Although Naples was only a brief bookending city for us, I was already starting to feel that comfortable, familiar routine settling in like I lived there: the wet towels in our AirBnb bathroom soaking up the water from the shower that always flooded the floor, the heavy creak of our door, the cafe right on our corner (where I finally learned to order what I liked: a fluffy, decadent “graffa” donut and a cappuccino that couldn’t hold a candle to the one in Atrani), and exiting out into the sunshine of centro storico for a day of avoiding Vespas and trash bags. I was going to miss this place.

Before bed, we packed our backpacks and laid out our clothes for the following morning since we had to wake up at 3 AM to be at the airport for 5 AM to depart by 7 AM (gotta love flying). We were starting to feel sentimental that it was all coming to an end, but also looking forward to the comforts of our own king size mattress, clean laundry, adapter-less phone chargers, and some red meat.
We awoke from a brief, unsatisfying nap to our cell phone alarms. It was time to leave.
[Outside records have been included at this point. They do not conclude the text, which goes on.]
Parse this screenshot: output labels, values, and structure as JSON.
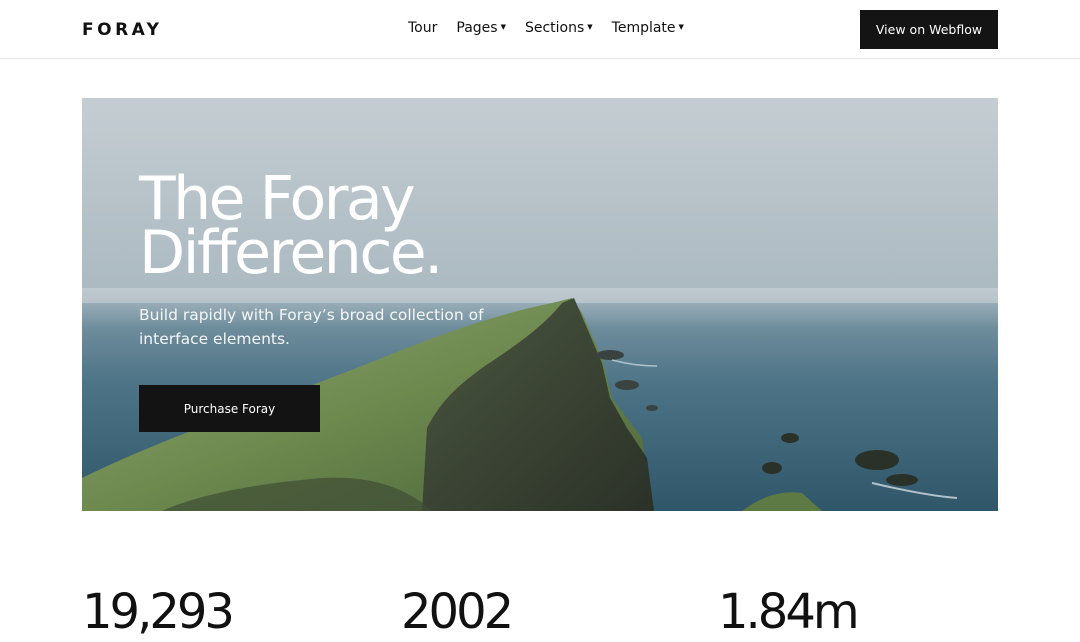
{
  "nav": {
    "logo": "FORAY",
    "links": [
      {
        "label": "Tour",
        "dropdown": false
      },
      {
        "label": "Pages",
        "dropdown": true
      },
      {
        "label": "Sections",
        "dropdown": true
      },
      {
        "label": "Template",
        "dropdown": true
      }
    ],
    "cta_label": "View on Webflow"
  },
  "hero": {
    "title_line1": "The Foray",
    "title_line2": "Difference.",
    "subtitle": "Build rapidly with Foray’s broad collection of interface elements.",
    "button_label": "Purchase Foray"
  },
  "stats": [
    {
      "value": "19,293"
    },
    {
      "value": "2002"
    },
    {
      "value": "1.84m"
    }
  ],
  "colors": {
    "button_bg": "#141414",
    "text": "#111111",
    "sea": "#3f6a7e",
    "grass": "#6d8a4e"
  }
}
We brushed our teeth, put on our sneakers, signed the guest book, and headed out, wearing the same stale clothes we wore for two straight weeks. We shuffled several minutes down the building’s dark, cool stairs like a coal mine and cautiously snaked through the seedy underbelly of Naples at 4 AM, keeping a steady, alert pace for fifteen minutes until we reached the train station, catching an immediate cab to the empty airport where we arrived two and half hours before our departure time.
Seated in the lounge sipping an American coffee in a jumbo cup, I scrolled through the trip photos on my phone, reflecting on the lessons learned and the biggest takeaways from the past two weeks: how we never made dinner reservations, but the staff always managed to find us a cozy, romantic table in the corner; how we grossly underpacked, but didn’t have to worry about losing luggage; how we became part of one of Southern Italy’s biggest festivals without planning for it; how the weather held out for our excursion to Ravello; how we narrowly missed our bus to Naples, but didn’t; and how I didn’t even have to dab all that spilled white wine behind my ears for a little bit of luck. We had it all along.